On my system I got the following output:

Hello from function 1
Hello from function 2
Hello from function 3

With these results, a naive programmer could come to the conclusion that all three function are essentially the same. This assumption is entirely wrong; each function stores its memory in a drastically different way with varying consequences. Even worse, this program will not always produce the same results in each execution or on different systems. Let's investigate each function more in detail.

In func1 we create a constant character pointer to the string "Hello from function 1" on the local stack. Stack memory is deallocated once the variable goes out of scope. The pointer that is returned points to invalid memory. But then why does it still print "Hello from function 1"? This is because while the memory was deallocated it has not been deleted or used somewhere else. The scary part is that this memory could be reallocated by any process on the system. This is bad, never ever return a pointer to local data.

In func2 we allocate memory for a string with a buffer of 256. This points to memory in the global heap, not the local stack. So when the variable goes out of scope it does not get deleted. This returns the pointer to the character string "Hello from function 2." The problem here is not in func2, but in main. The allocated memory is never deallocated from the heap which results in a memory leak. Unlike func1, func2 is completely valid code, but a developer using func2 needs to remember to delete the returned character pointer with the function delete.

char const * str = func2();
// do stuff with str
delete str;

This can be a pain and, in my opinion, not acceptable in all situations. Especially when returning a pointer to a simple data type.

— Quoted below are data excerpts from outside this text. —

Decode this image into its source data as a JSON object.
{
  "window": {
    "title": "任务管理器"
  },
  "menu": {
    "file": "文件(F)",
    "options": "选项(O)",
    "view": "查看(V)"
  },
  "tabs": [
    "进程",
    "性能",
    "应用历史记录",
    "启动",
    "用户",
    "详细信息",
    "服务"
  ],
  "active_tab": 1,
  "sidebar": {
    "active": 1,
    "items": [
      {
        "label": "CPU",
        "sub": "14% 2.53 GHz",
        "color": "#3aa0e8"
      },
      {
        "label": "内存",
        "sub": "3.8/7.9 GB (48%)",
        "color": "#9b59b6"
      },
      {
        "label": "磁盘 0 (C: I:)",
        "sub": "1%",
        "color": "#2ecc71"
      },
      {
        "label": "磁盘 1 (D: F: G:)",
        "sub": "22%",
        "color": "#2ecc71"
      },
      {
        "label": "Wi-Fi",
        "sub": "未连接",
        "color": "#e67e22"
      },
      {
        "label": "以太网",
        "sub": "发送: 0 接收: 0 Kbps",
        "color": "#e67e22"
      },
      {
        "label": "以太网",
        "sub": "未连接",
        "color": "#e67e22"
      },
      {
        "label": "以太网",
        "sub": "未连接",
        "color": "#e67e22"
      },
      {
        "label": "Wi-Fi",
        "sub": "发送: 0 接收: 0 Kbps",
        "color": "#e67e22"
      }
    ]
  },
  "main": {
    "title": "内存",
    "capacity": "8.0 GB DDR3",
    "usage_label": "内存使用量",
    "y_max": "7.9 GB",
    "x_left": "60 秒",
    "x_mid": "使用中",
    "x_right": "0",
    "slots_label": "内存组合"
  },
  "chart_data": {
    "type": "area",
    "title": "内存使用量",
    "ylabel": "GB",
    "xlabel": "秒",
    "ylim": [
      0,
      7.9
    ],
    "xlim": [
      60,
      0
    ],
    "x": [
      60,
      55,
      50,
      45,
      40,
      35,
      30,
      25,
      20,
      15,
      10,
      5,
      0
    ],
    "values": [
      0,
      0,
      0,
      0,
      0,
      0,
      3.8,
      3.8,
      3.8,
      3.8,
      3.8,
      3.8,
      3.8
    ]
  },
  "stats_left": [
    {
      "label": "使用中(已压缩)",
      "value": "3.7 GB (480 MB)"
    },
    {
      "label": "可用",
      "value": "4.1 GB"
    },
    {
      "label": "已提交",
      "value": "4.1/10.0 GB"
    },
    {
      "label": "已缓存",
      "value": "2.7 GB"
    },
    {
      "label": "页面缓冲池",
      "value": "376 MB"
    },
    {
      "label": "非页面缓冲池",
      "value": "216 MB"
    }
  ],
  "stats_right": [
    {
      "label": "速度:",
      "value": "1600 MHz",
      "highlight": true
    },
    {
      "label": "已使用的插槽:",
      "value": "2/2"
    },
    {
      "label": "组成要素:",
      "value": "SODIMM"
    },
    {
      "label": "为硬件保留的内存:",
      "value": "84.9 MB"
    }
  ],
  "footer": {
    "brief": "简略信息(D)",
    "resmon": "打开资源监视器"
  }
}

The last function, func3, is something that I came across while searching for a better solution. This is a little bit of a hack, but useful nonetheless. In this case we have created a static constant character pointer. It is a local variable, but does not get destroyed when we leave the scope of func3. Now, since the pointer points to valid memory owned by the program, we can use that pointer to print the desired results. Observe that func3 returns a pointer to a constant character. That way main can not modify this character string. This works well, but you probably are going to want to copy that data as soon as possible because the data will be replaced the next time the function is called.

Note that func3 is not going to be thread safe. Thread 1 calls func3 and makes the modifications to the variable string. Then before it is returned, thread 2 calls func3 and changes the static character pointer. Then the pointer is returned to thread 2. The pointer is returned to thread 1. Now thread 1 has a pointer to memory that thread 2 generated and what thread 1 generated is lost.

The last two functions work, but can cause unexpected results if not used properly. What I would really like is a way that I could safely return a pointer to a string and not have to worry about the returned data being misused. With a little extra overhead we can use the standard C++ library provided auto_ptr. This is a smart pointer that assumes responsibility of a pointer. It will do all the allocation and deallocation for you.

#include <memory>
#include <string.h>
 
std::auto_ptr<char> func4() {
   char * string = new char[256];
   strcpy(string, "Hello from function 4");   
   return std::auto_ptr<char>(string);
}

We can then call the function as follows and rest assured that the program will not cause any memory leaks or point to invalid data.

std::cout << func4().get() << std::endl;

Pointers are tricky. When used correctly, they can be very powerful. But, when used incorrectly, can cause some pretty nasty bugs. As a last note, if all you really want is to return a string, it may be best to avoid pointers altogether and just return an std::string.